ペルテス病
今回はペルテス病についてのお話です。
ペルテス病とは子どもがかかる股関節の疾患です。
股関節は球状の大腿骨頭が、受け皿のような臼蓋という部分にはまるような構造になっています。

この大腿骨頭の血流が何らかの原因で途絶え、骨が壊死してしまい、しだいに骨がつぶれて変形してしまう疾患です。なぜ血流が途絶えてしまうかは明らかになっていません。
好発年齢は1〜10歳と幅広く、特に4〜8歳くらいに発症しやすいと言われています。

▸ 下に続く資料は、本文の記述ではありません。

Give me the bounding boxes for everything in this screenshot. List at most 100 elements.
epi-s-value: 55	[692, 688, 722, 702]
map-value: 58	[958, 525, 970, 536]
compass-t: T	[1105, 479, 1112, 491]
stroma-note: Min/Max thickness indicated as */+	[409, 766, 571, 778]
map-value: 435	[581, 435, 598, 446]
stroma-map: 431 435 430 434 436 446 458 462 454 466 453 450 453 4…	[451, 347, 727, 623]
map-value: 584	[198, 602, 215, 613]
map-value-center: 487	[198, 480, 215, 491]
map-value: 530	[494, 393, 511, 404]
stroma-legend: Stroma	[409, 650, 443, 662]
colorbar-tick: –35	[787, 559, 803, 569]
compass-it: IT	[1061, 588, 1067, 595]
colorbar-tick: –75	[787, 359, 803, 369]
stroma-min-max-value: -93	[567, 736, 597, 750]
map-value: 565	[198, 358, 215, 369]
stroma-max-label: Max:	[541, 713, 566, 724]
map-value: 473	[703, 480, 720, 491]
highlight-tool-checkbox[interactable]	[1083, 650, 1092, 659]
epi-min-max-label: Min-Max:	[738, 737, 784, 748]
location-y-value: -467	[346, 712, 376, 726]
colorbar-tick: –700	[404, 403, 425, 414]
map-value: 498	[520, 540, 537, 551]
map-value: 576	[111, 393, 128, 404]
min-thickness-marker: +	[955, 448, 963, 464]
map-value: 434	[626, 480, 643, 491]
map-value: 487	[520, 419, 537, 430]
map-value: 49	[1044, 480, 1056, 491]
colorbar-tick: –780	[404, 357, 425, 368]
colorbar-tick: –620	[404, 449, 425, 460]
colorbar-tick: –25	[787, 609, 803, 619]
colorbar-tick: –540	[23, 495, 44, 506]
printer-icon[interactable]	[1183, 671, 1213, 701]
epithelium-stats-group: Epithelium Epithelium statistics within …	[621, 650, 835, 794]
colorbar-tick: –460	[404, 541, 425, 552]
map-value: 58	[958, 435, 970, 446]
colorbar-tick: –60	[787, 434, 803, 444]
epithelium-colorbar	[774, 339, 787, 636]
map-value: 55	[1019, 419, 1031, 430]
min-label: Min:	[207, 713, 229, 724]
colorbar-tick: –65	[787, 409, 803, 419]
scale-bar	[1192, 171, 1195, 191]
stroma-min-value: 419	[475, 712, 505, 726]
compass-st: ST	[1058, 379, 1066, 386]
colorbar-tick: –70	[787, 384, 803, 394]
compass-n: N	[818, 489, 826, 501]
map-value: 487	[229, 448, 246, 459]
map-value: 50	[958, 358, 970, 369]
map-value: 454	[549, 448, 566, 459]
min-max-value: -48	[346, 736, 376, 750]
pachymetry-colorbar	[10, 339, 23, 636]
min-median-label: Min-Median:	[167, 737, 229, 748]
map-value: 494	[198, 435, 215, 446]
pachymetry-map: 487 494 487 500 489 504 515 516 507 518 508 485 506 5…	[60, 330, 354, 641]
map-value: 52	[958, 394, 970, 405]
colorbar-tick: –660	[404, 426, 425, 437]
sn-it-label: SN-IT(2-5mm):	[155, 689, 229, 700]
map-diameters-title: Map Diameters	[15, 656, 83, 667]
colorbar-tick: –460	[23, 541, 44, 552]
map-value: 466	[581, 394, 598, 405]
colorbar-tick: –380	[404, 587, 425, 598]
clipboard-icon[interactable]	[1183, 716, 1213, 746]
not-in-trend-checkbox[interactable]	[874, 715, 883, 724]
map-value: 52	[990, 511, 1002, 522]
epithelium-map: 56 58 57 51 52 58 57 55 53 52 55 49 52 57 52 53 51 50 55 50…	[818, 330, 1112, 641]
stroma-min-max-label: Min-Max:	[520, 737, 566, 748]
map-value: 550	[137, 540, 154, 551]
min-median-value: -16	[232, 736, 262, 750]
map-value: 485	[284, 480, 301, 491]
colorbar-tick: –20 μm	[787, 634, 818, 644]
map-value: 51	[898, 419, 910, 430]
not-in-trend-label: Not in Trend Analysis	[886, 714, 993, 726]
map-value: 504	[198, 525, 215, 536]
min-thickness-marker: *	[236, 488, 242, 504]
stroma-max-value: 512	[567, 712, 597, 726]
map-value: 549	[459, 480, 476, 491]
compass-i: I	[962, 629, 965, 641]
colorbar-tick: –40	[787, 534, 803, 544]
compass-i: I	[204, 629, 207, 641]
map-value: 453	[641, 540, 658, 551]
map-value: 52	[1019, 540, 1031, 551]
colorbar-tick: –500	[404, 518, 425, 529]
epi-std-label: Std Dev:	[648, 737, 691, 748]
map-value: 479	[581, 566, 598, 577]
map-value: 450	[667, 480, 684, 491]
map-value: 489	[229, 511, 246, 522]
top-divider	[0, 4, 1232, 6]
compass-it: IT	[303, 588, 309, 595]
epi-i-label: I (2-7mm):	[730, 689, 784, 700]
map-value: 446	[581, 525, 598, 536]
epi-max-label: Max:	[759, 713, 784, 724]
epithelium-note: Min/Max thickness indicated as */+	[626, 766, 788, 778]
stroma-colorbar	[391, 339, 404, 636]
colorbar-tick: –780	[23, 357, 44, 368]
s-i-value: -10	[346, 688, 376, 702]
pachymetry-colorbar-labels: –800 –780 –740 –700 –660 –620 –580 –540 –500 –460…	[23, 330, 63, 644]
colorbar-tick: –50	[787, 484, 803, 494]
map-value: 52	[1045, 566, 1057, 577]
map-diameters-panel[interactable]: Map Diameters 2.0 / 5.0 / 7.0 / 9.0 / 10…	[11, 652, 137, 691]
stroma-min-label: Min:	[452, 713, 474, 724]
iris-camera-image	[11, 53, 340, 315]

男女比は5:1くらいの割合で男子に多くみられます。
・ご自宅での見極め方

お子さんが遊んで帰ってきて足を引きずっていたり、脚の付け根や太ももを痛がっていたら注意が必要です。
股関節には痛みが無く、太ももだけに痛みが出る場合もあります。
このような時は股関節の動きをチェックしましょう。
あぐらがかきにくい、股関節をひねったときに左右で可動域が違う
このような症状があるとペルテス病の可能性があります。
少しでも疑わしい場合は早めに医療機関を受診しましょう。
当院ではペルテス病の疑いがある患者さんがいらした場合はまず提携医に紹介し、レントゲンやMRI等にて壊死があるかないか、ある場合どのくらいかを検査していただきます。
前述の通り股関節に痛みが無く太もものみが痛い場合もあるので見逃さないことが重要です。
発症年齢が低く壊死の範囲が狭いほど予後は良好です。
悪化しないよう経過観察は必要ですが、自然治癒を望めます。
ですが4歳以上で、壊死の範囲が骨頭の半分以上にわたるときは治療が必要です。
重症例では入院や1年以上の装具の着用、または手術が必要となってしまいます。
発見と治療開始が遅いほど予後は不良で、壊死は最終的には修復しますが、その修復過程で大腿骨頭や臼蓋に変形が生じてしまいます。

(出典 “標準整形外科学 第9版”)
上の写真は向かって右が正常な股関節です。対して左の写真の股関節はペルテス病発症から10年が経過し大腿骨頭と臼蓋ともに変形してしまっています。
小さいお子さんがいらっしゃる方は日頃から股関節に注意してみてください。